Yerel seçimlerde kazanan her zaman halktır; çünkü halkın iradesi, en nihayetinde başarıyı ve başarısızlığı belirler. Ancak, kazanmanın da bir süreci, emeği vardır. Çekmeköy’deki seçim sürecini sadece sonuca bakarak değerlendirmek, büyük bir haksızlık olur. Sahada olan, sokak sokak, ev ev dolaşarak insanlarla birebir iletişim kuran, projelerini anlatan, halkın taleplerine kulak veren ve onlara değer veren Başkan, işte bu nedenle kazanmıştır. Bu süreçte, halkla olan bağını kuvvetlendiren, samimi bir şekilde çalışan isimlerin zaferi, sadece bir partinin değil, aynı zamanda tüm Çekmeköy halkının ortak başarısıdır.
Ancak sonrasında, sahada tek bir adım bile atmayanların, kazanmanın ardından kendilerini “zafer sahibi” olarak görmeleri bir başka dikkat çeken nokta oldu. Herhangi bir çalışmada, sahada veya alanlarda olmayanlar, seçim gecesi kazanılan zaferin hemen ardından kahvaltı masalarında bir araya gelerek “kazandık” diye naralar atıyorlarsa, burada bir sorun var demektir.
Seçim sürecinde, kazanma adına gerçekten emek verenlerin, sahada olmadan sadece gelişmeleri takip edenlere ve bazı “ekiplere” kazanan diye etiket yapıştırılmasını anlamak zor. “Kazandık” naraları atan bazı isimlerin, aslında hiçbir katkı sağlamadan zaferi sahiplenmeye çalışması, çelişkili bir durum yaratıyor. Çünkü bir partinin ya da adayın başarısında sadece seçim günü değil, seçim sürecindeki emek ve fedakarlık büyük rol oynar. Çekmeköy’deki seçimde sahada olanların ve halkla sürekli diyalog halinde olanların katkılarını yok saymak, asıl kazananları göz ardı etmektir.
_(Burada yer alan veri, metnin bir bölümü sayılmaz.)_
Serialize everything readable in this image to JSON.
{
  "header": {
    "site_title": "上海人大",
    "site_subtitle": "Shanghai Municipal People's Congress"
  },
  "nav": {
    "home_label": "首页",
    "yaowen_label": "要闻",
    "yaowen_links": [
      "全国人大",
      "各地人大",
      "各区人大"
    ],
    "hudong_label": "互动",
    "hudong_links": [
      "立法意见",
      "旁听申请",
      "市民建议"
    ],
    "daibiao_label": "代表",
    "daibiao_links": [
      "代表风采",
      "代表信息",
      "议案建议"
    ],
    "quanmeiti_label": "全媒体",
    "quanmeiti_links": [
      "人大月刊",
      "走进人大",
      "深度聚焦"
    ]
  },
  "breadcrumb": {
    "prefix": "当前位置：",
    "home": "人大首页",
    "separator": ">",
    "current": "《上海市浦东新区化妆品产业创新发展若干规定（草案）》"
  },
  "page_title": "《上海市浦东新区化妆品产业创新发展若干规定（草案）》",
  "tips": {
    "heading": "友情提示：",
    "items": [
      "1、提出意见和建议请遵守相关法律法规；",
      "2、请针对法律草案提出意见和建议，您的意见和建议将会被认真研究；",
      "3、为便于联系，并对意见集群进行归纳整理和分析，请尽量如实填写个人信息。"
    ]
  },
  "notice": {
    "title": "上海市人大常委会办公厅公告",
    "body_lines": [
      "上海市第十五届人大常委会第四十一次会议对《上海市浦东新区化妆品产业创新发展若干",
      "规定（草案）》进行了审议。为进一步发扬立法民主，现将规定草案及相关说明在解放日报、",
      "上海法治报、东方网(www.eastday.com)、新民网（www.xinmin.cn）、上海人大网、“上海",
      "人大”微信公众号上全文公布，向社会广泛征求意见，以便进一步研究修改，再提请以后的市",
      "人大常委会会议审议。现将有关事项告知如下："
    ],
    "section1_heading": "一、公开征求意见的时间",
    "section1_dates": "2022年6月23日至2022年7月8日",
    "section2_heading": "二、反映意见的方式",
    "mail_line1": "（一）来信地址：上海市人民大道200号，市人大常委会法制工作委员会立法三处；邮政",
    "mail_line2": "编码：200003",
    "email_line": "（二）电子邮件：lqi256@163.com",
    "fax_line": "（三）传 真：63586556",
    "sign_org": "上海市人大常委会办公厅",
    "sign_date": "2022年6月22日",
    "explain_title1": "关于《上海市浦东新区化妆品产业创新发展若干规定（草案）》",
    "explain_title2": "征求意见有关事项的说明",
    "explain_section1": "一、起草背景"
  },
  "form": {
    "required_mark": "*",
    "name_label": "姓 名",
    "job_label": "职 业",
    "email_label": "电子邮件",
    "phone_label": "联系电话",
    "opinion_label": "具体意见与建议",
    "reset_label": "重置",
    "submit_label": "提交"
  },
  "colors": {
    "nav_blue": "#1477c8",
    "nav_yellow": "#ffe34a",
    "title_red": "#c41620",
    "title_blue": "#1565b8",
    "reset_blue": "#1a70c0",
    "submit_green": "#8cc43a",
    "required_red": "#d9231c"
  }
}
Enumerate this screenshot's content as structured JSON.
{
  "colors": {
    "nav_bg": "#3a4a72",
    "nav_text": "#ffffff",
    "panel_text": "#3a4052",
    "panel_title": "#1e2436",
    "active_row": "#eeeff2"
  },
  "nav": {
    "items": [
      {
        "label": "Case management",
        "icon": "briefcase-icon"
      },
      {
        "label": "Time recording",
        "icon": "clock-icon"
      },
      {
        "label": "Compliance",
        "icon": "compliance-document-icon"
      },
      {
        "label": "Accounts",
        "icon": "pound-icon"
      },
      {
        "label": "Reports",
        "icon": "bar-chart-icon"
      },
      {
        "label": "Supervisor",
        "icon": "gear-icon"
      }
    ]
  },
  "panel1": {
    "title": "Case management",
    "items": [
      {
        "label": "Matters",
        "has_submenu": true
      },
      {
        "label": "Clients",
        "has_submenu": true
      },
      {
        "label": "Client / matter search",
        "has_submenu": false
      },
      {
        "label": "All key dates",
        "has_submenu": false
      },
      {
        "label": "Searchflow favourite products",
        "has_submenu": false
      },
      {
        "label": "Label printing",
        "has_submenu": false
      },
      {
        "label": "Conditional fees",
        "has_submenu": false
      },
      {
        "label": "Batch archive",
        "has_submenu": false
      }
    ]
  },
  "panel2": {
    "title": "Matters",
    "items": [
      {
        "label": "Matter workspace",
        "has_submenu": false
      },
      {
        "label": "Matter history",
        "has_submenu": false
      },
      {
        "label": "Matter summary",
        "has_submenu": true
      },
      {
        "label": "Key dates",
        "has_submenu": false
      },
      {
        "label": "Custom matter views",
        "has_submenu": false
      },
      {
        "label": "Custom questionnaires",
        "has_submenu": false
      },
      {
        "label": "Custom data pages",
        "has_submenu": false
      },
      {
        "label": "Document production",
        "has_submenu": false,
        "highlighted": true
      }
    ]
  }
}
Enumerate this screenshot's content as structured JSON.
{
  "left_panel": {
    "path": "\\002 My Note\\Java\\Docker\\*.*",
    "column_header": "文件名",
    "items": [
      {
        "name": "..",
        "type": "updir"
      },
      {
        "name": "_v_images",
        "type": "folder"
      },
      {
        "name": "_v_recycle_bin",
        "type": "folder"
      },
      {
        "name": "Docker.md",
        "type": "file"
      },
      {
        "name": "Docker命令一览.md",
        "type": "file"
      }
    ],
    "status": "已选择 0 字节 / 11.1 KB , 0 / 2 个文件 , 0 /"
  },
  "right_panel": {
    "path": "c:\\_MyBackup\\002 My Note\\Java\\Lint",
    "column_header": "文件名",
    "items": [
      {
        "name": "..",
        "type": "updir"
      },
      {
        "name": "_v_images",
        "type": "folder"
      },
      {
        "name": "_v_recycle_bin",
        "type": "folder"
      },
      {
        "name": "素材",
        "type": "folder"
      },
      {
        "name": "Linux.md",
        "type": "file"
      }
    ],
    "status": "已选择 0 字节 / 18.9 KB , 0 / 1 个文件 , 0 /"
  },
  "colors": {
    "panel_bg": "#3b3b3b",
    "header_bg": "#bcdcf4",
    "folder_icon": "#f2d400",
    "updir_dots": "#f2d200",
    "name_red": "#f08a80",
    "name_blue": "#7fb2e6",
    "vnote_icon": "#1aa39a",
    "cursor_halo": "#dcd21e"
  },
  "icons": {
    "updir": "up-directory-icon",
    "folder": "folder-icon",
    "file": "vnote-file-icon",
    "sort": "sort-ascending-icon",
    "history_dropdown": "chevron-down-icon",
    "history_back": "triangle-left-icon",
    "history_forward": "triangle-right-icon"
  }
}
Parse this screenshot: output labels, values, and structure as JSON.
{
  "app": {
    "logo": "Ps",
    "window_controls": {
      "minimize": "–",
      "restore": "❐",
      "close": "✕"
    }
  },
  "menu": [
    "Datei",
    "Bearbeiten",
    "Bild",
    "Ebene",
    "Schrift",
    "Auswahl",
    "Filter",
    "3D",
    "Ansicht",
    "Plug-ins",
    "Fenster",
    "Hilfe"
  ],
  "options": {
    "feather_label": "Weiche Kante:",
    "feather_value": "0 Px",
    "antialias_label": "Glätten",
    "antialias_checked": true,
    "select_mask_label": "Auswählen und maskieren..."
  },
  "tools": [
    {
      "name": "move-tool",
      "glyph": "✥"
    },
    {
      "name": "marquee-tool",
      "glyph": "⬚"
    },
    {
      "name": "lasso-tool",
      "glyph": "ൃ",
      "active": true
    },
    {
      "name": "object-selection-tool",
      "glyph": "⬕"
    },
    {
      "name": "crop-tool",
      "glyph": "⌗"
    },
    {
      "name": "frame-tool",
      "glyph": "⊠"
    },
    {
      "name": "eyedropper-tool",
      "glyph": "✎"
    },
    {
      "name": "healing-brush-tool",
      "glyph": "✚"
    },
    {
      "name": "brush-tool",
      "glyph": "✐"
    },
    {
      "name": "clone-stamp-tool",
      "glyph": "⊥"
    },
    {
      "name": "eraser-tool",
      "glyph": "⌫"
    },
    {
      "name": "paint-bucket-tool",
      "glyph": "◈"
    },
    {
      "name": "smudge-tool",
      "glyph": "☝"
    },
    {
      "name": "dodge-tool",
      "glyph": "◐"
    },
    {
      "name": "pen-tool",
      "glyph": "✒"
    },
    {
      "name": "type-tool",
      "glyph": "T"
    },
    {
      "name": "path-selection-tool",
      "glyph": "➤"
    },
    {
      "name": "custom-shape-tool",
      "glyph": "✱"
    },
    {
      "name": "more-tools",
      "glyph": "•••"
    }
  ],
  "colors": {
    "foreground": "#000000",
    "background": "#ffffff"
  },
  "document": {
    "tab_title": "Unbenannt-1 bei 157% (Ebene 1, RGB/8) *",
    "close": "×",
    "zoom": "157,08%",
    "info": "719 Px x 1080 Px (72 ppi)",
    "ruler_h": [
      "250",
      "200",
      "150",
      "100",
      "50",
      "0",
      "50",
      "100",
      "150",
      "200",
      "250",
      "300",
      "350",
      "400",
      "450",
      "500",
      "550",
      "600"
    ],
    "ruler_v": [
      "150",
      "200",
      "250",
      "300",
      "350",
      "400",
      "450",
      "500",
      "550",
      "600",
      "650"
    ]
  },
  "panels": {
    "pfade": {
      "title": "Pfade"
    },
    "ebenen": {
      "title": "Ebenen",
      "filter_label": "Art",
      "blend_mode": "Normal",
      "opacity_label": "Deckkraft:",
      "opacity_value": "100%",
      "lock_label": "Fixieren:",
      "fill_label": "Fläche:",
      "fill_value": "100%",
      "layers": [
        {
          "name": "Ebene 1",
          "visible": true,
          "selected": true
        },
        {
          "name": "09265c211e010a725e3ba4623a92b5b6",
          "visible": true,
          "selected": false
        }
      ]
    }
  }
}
Görünen o ki, bazıları kazandıkları zaferi kutlamakta bir hayli hevesli, ancak bir başka önemli gerçek ise CHP basınının bu başarıyı nasıl görmezden geldiği. İster istemez bu da düşündürücü bir durum oluşturuyor. Kazananın kim olduğunu kabul etmek, kazanmanın ardından kutlamak ve başarıyı takdir etmek yerine, sadece bir “başka partinin” başarısını göz ardı etmek, siyaset ve gazetecilik arasındaki ilişkiyi bozan bir tutum sergilemek anlamına gelir.
Çekmeköy’deki seçimdeki başarı, hem halkın desteği hem de sahada emek verenlerin başarı hikayesinin bir sonucudur. Ancak bu başarıyı sadece “takipçiler” üzerinden değerlendirmek, siyasetin ve medyanın işleyişini ve halkla kurulan bağı göz ardı etmek demektir.
Halkın ve partisinin gerçek emek veren temsilcilerine saygı göstermek, başarıyı sadece seçim günüyle sınırlı tutmamak gerekir. Çekmeköy’de kazanan, sadece “kahvaltı masasında zafer narası atanlar” değil, her gün çalışan, halkla birlikte olan ve projeleriyle katkı sunanlardır. Bu nedenle, “kazanmadık, sadece takip ettik” demek, bu tür bir zaferin gerçek sahiplerinin en başta kendileri olmasını sağlayacaktır.
Ve unutmamalı, Çekmeköy’deki seçimde kazanan halkın iradesiydi; bu iradeyi doğru okuyan ve emek verenler, her zaman hak ettikleri başarıyı elde eder.